Hi Parrin,

> the huge mod_perl-enabled server process (with all of its system resources) 
> will be tied up until the response is completely written to the client. While 
> it might take a few milliseconds for your script to complete the request, 
> there is a chance it will be still busy for some number of seconds or even 
> minutes if the request is from a slow connection client.

Are you implying that the performance will be suffered when using 
mod_perl-enabled server processes as the front tier servers?

- xinhuan

From: Perrin Harkins <phark...@gmail.com<mailto:phark...@gmail.com>>
Date: Thursday, November 13, 2014 at 5:49 PM
To: Xinhuan Zheng <xzh...@christianbook.com<mailto:xzh...@christianbook.com>>
Cc: mod_perl list <modperl@perl.apache.org<mailto:modperl@perl.apache.org>>
Subject: Re: Disconnect database connection after idle timeout

On Thu, Nov 13, 2014 at 5:38 PM, Xinhuan Zheng 
<xzh...@christianbook.com<mailto:xzh...@christianbook.com>> wrote:
We have load balancer cache that can cache images and JavaScripts. This 
functions seems a bit duplicate.

It's not about caching. Here's a quote from that link I sent earlier:

"Another drawback of this approach is that when serving output to a client with 
a slow connection, the huge mod_perl-enabled server process (with all of its 
system resources) will be tied up until the response is completely written to 
the client.

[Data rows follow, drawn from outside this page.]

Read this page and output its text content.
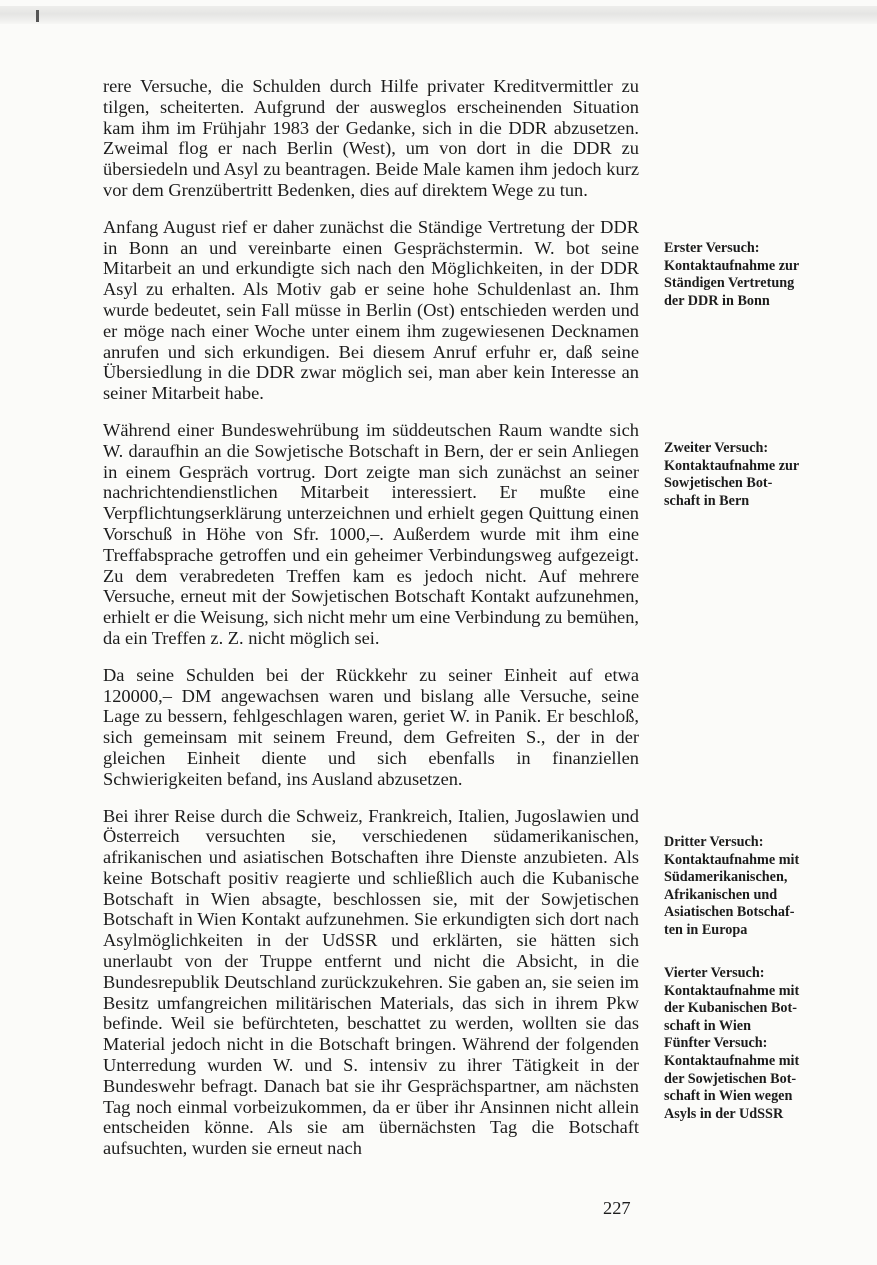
rere Versuche, die Schulden durch Hilfe privater Kreditvermittler zu tilgen, scheiterten. Aufgrund der ausweglos erscheinenden Situation kam ihm im Frühjahr 1983 der Gedanke, sich in die DDR abzusetzen. Zweimal flog er nach Berlin (West), um von dort in die DDR zu übersiedeln und Asyl zu beantragen. Beide Male kamen ihm jedoch kurz vor dem Grenzübertritt Bedenken, dies auf direktem Wege zu tun.

Anfang August rief er daher zunächst die Ständige Vertretung der DDR in Bonn an und vereinbarte einen Gesprächstermin. W. bot seine Mitarbeit an und erkundigte sich nach den Möglichkeiten, in der DDR Asyl zu erhalten. Als Motiv gab er seine hohe Schuldenlast an. Ihm wurde bedeutet, sein Fall müsse in Berlin (Ost) entschieden werden und er möge nach einer Woche unter einem ihm zugewiesenen Decknamen anrufen und sich erkundigen. Bei diesem Anruf erfuhr er, daß seine Übersiedlung in die DDR zwar möglich sei, man aber kein Interesse an seiner Mitarbeit habe.

Während einer Bundeswehrübung im süddeutschen Raum wandte sich W. daraufhin an die Sowjetische Botschaft in Bern, der er sein Anliegen in einem Gespräch vortrug. Dort zeigte man sich zunächst an seiner nachrichtendienstlichen Mitarbeit interessiert. Er mußte eine Verpflichtungserklärung unterzeichnen und erhielt gegen Quittung einen Vorschuß in Höhe von Sfr. 1000,–. Außerdem wurde mit ihm eine Treffabsprache getroffen und ein geheimer Verbindungsweg aufgezeigt. Zu dem verabredeten Treffen kam es jedoch nicht. Auf mehrere Versuche, erneut mit der Sowjetischen Botschaft Kontakt aufzunehmen, erhielt er die Weisung, sich nicht mehr um eine Verbindung zu bemühen, da ein Treffen z. Z. nicht möglich sei.

Da seine Schulden bei der Rückkehr zu seiner Einheit auf etwa 120000,– DM angewachsen waren und bislang alle Versuche, seine Lage zu bessern, fehlgeschlagen waren, geriet W. in Panik. Er beschloß, sich gemeinsam mit seinem Freund, dem Gefreiten S., der in der gleichen Einheit diente und sich ebenfalls in finanziellen Schwierigkeiten befand, ins Ausland abzusetzen.

Bei ihrer Reise durch die Schweiz, Frankreich, Italien, Jugoslawien und Österreich versuchten sie, verschiedenen südamerikanischen, afrikanischen und asiatischen Botschaften ihre Dienste anzubieten. Als keine Botschaft positiv reagierte und schließlich auch die Kubanische Botschaft in Wien absagte, beschlossen sie, mit der Sowjetischen Botschaft in Wien Kontakt aufzunehmen. Sie erkundigten sich dort nach Asylmöglichkeiten in der UdSSR und erklärten, sie hätten sich unerlaubt von der Truppe entfernt und nicht die Absicht, in die Bundesrepublik Deutschland zurückzukehren. Sie gaben an, sie seien im Besitz umfangreichen militärischen Materials, das sich in ihrem Pkw befinde. Weil sie befürchteten, beschattet zu werden, wollten sie das Material jedoch nicht in die Botschaft bringen. Während der folgenden Unterredung wurden W. und S. intensiv zu ihrer Tätigkeit in der Bundeswehr befragt. Danach bat sie ihr Gesprächspartner, am nächsten Tag noch einmal vorbeizukommen, da er über ihr Ansinnen nicht allein entscheiden könne. Als sie am übernächsten Tag die Botschaft aufsuchten, wurden sie erneut nach

Erster Versuch:
Kontaktaufnahme zur
Ständigen Vertretung
der DDR in Bonn
Zweiter Versuch:
Kontaktaufnahme zur
Sowjetischen Bot-
schaft in Bern
Dritter Versuch:
Kontaktaufnahme mit
Südamerikanischen,
Afrikanischen und
Asiatischen Botschaf-
ten in Europa
Vierter Versuch:
Kontaktaufnahme mit
der Kubanischen Bot-
schaft in Wien
Fünfter Versuch:
Kontaktaufnahme mit
der Sowjetischen Bot-
schaft in Wien wegen
Asyls in der UdSSR
227
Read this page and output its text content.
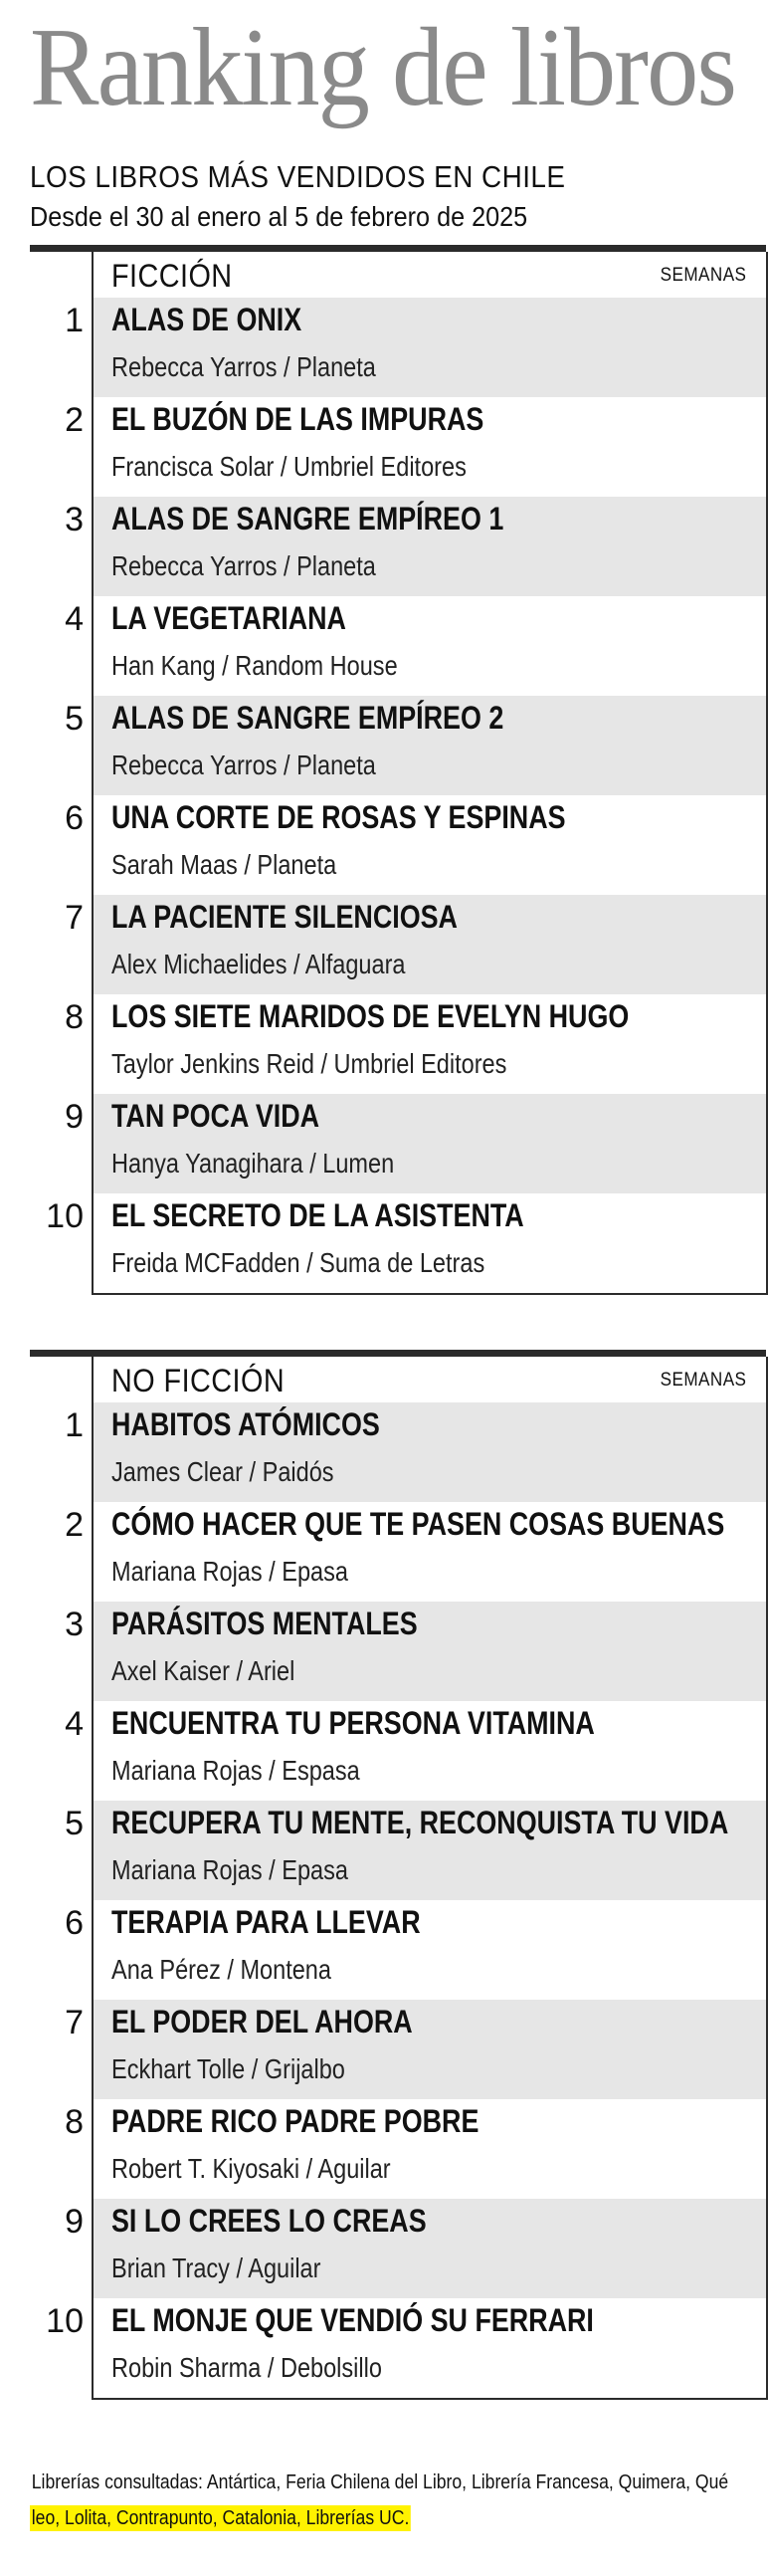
Ranking de libros
LOS LIBROS MÁS VENDIDOS EN CHILE
Desde el 30 al enero al 5 de febrero de 2025
FICCIÓN	SEMANAS
1 ALAS DE ONIX
Rebecca Yarros / Planeta
2 EL BUZÓN DE LAS IMPURAS
Francisca Solar / Umbriel Editores
3 ALAS DE SANGRE EMPÍREO 1
Rebecca Yarros / Planeta
4 LA VEGETARIANA
Han Kang / Random House
5 ALAS DE SANGRE EMPÍREO 2
Rebecca Yarros / Planeta
6 UNA CORTE DE ROSAS Y ESPINAS
Sarah Maas / Planeta
7 LA PACIENTE SILENCIOSA
Alex Michaelides / Alfaguara
8 LOS SIETE MARIDOS DE EVELYN HUGO
Taylor Jenkins Reid / Umbriel Editores
9 TAN POCA VIDA
Hanya Yanagihara / Lumen
10 EL SECRETO DE LA ASISTENTA
Freida MCFadden / Suma de Letras
NO FICCIÓN	SEMANAS
1 HABITOS ATÓMICOS
James Clear / Paidós
2 CÓMO HACER QUE TE PASEN COSAS BUENAS
Mariana Rojas / Epasa
3 PARÁSITOS MENTALES
Axel Kaiser / Ariel
4 ENCUENTRA TU PERSONA VITAMINA
Mariana Rojas / Espasa
5 RECUPERA TU MENTE, RECONQUISTA TU VIDA
Mariana Rojas / Epasa
6 TERAPIA PARA LLEVAR
Ana Pérez / Montena
7 EL PODER DEL AHORA
Eckhart Tolle / Grijalbo
8 PADRE RICO PADRE POBRE
Robert T. Kiyosaki / Aguilar
9 SI LO CREES LO CREAS
Brian Tracy / Aguilar
10 EL MONJE QUE VENDIÓ SU FERRARI
Robin Sharma / Debolsillo
Librerías consultadas: Antártica, Feria Chilena del Libro, Librería Francesa, Quimera, Qué
leo, Lolita, Contrapunto, Catalonia, Librerías UC.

While it might take a few milliseconds for your script to complete 
the request, there is a chance it will be still busy for some number of seconds 
or even minutes if the request is from a slow connection client."

You might think everyone has fast connections now so this won't matter, but it 
does. It's especially bad if you have keep-alive on for the apache server 
running mod_perl, since that means your large mod_perl processes sit around for 
some extra time doing nothing, while holding onto their database connections. 
Install a front-end proxy, turn off keep-alive  on your mod_perl and reduce 
your max idle servers, and watch what happens.